Saint Paul died on January 10 but his Feast Day was changed to January 15 so as not to interfere with the Octave of the Epiphany.

Saint Antony lived 15 years after Saint Paul’s death, dying in the year 356 A.D. Throughout his own lifetime and for more than 100 years after his death, men were seeking a religious life on the desert because of his influence.

Saint Paul and Saint Antony were the forerunners of a great religious movement of Christian men seeking a holy life on the desert. As was stated earlier, their contribution to the philosophy of religion is negligible, but the richness of the records is in their kindness, their selflessness, their humbleness. Saint Paul said: “Let no one who hath renounced the world think that he has given up some great thing…. The whole earth set over against heaven’s infinite is poor….”

These men who sought the holy life on the desert at that time had little to say of the depth of their religious experience but their every action showed a standard of values that turns the world upside down. It was their humility, their gentleness, their heart breaking courtesy that was the seal of their sanctity to their contemporaries, far beyond the abstinence, or miracle, or sign.

One intellectual concept that is credited to the Desert Fathers is that they gave to Europe the concept of ETERNITY. But here again they did not formulate it as much as embody it. Boethius defined eternity as “that which encoloseth and possesseth the whole fullness of life everlasting, from which naught of the future is absent, and naught of the past has flowed away.”

And—finally credited to the Desert Fathers is what is to be considered the ultimate in a statement on the goal and consummation of prayer: “When all love, all longing, all desire, all seeking, all thoughts or ours, all that we see, all that we say, all that we hope, shall be God.”

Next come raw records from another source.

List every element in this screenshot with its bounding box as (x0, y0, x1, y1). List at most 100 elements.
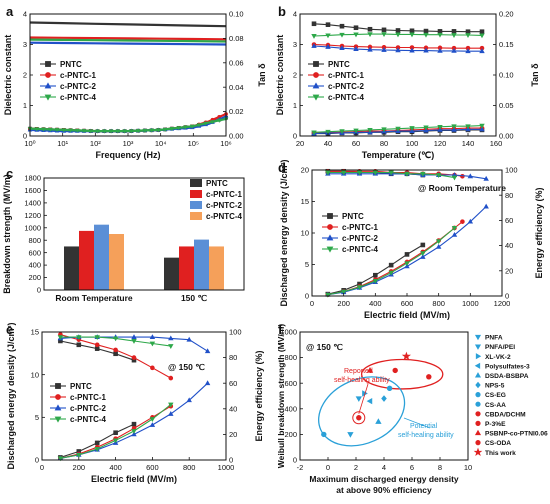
y-axis-tick-label: 1200 (24, 211, 41, 220)
legend-marker (475, 420, 481, 427)
series-efficiency-point (94, 346, 100, 351)
series-dielectric-point (451, 47, 457, 53)
series-tan-point (61, 128, 67, 133)
series-energy-point (356, 285, 363, 291)
scatter-point (375, 418, 382, 424)
series-tan-point (325, 129, 331, 135)
series-dielectric-point (381, 32, 387, 38)
series-dielectric-point (339, 32, 345, 38)
legend-marker (54, 416, 62, 423)
series-tan-point (156, 128, 161, 133)
series-tan-point (381, 127, 387, 133)
y-right-axis-tick-label: 0.15 (499, 40, 514, 49)
series-efficiency-point (131, 334, 137, 340)
scatter-point (392, 367, 398, 374)
y-axis-tick-label: 15 (31, 328, 39, 337)
series-dielectric-point (409, 28, 415, 34)
legend-marker (45, 72, 51, 78)
series-dielectric-point (311, 21, 317, 27)
x-axis-tick-label: 0 (326, 463, 330, 472)
series-tan-point (437, 124, 443, 130)
series-dielectric-point (381, 27, 387, 33)
series-energy-point (451, 231, 458, 237)
y-axis-tick-label: 20 (301, 166, 309, 175)
series-energy-point (460, 219, 465, 224)
series-dielectric-point (451, 29, 457, 34)
series-tan-point (135, 129, 141, 134)
y-axis-tick-label: 1 (293, 101, 297, 110)
legend-marker (475, 440, 481, 446)
series-dielectric-point (479, 33, 485, 39)
x-axis-tick-label: 40 (324, 139, 332, 148)
legend-label: P-3%E (485, 421, 506, 428)
y-right-axis-tick-label: 40 (229, 404, 237, 413)
series-energy-point (168, 402, 174, 408)
x-axis-tick-label: 120 (434, 139, 447, 148)
series-tan-point (34, 127, 40, 132)
legend-label: PNFA/PEI (485, 344, 515, 351)
annotation-arrow (358, 383, 369, 414)
series-dielectric-point (339, 23, 345, 29)
legend-label: c-PNTC-4 (328, 93, 365, 102)
series-tan-point (88, 129, 94, 134)
y-axis-tick-label: 15 (301, 197, 309, 206)
series-energy-point (420, 254, 426, 259)
x-axis-tick-label: 0 (310, 299, 314, 308)
x-axis-label: at above 90% efficiency (336, 485, 432, 495)
series-tan-point (479, 123, 485, 129)
y-axis-tick-label: 3 (23, 40, 27, 49)
x-axis-tick-label: 80 (380, 139, 388, 148)
y-right-axis-tick-label: 0.06 (229, 58, 244, 67)
legend-label: PNTC (328, 60, 350, 69)
plot-frame (41, 331, 227, 461)
x-axis-tick-label: 10⁶ (220, 139, 231, 148)
legend-swatch (190, 212, 202, 220)
legend-label: c-PNTC-2 (60, 82, 97, 91)
legend-marker (474, 362, 481, 369)
scatter-point (355, 396, 362, 402)
series-tan-point (169, 127, 175, 132)
legend-swatch (190, 201, 202, 209)
series-dielectric-point (395, 47, 401, 53)
x-axis-tick-label: 8 (438, 463, 442, 472)
series-tan-point (339, 129, 345, 135)
series-energy-point (76, 452, 82, 458)
y-axis-tick-label: 400 (28, 261, 41, 270)
series-dielectric-line (29, 38, 227, 43)
y-axis-tick-label: 10 (301, 229, 309, 238)
y-axis-tick-label: 1000 (280, 328, 297, 337)
legend-label: c-PNTC-4 (206, 212, 243, 221)
series-tan-point (451, 124, 457, 130)
series-energy-point (131, 421, 137, 427)
legend-label: NPS-5 (485, 383, 505, 390)
x-axis-tick-label: 10⁵ (188, 139, 199, 148)
legend-label: PNTC (342, 212, 364, 221)
series-efficiency-point (76, 342, 82, 348)
series-efficiency-point (131, 355, 137, 360)
legend-label: c-PNTC-1 (60, 71, 97, 80)
x-axis-tick-label: 100 (406, 139, 419, 148)
series-tan-point (48, 127, 53, 132)
series-efficiency-point (168, 375, 174, 381)
y-axis-tick-label: 600 (284, 379, 297, 388)
series-efficiency-point (149, 334, 156, 340)
series-dielectric-point (353, 32, 359, 38)
series-efficiency-point (372, 170, 379, 176)
series-dielectric-point (437, 29, 443, 34)
y-axis-tick-label: 0 (23, 132, 27, 141)
y-axis-tick-label: 2 (293, 71, 297, 80)
legend-label: PNFA (485, 335, 503, 342)
x-axis-tick-label: 200 (337, 299, 350, 308)
ellipse-reported (360, 358, 444, 390)
series-efficiency-point (113, 351, 118, 357)
series-tan-point (395, 126, 401, 132)
y-right-axis-tick-label: 0.05 (499, 101, 514, 110)
scatter-point (426, 374, 432, 380)
series-dielectric-point (465, 33, 471, 38)
scatter-point (381, 395, 387, 402)
x-axis-label: Frequency (Hz) (95, 150, 160, 160)
series-efficiency-point (467, 173, 474, 179)
series-energy-point (451, 226, 458, 231)
x-axis-tick-label: 800 (183, 463, 196, 472)
legend-label: DSDA-BSBPA (485, 373, 529, 380)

It is not by some random process that a parish church is named for a particular saint. Admittedly, there are some saints better known than others, and location influences this choice. However, most parishes have a patron saint whose life directly flavors its character. It might be the life and witness of one saint, or one church doctrine, or a sacrament; all these may set the disposition of a parish for all time.

Having read this booklet on the life of young Paul of Thebes, later to be known as Saint Paul the Hermit, there are obvious correlations between his environment and this desert community of Palm Springs. However, the beautiful palms, crystal springs, and the image of a desert oasis are only superficial. The physical setting common to both is insufficient to present a mission to this parish.

Saint Paul the Hermit possessed certain spiritual qualities that, once meditated upon, certainly cry out to modern man. Saint Paul left a life of gentility in order to defend his faith and pursue a ministry of meditation and waiting upon the Lord. Worldly standards were set aside and the crush of time lost its control so that this man might find a peace with creation and Creator. A man threatened by other men, discovered a true sense of fellowship with all mankind. We, no less than he, live in a wasteland unless God blesses our life and endeavors. As with Saint Paul, our life may either be shallow, or charged with purpose when we offer it up in service to our Lord Jesus.

This parish church of Saint Paul in the Desert is set apart to be an oasis of God’s grace in the midst of modern living. As Saint Paul shared his home and faith with Antony, we of this parish, set in a quiet park, welcome resident and visitor alike. The health giving sacraments, pastoral ministrations, and the fellowship of our common faith are offered to all who enter and rest. Our personal life in the community should point to the truth we have seen revealed in Christ Jesus, It is our hope that this parish will remain a symbol of the eternal glory and love of God All that is fashionable may pass away, but the prayers of the devout, the daily witness of faithful people, and the sincerity of our worship will make firm our foundation.

This desert community calls to the world: “Come to me for health, excitement, and glamor.” Firm in the realization that all these soon pass away, Saint Paul’s shall simply proclaim: “Come, hear Christ’s words, partake of His saving love, and gain God’s everlasting peace.”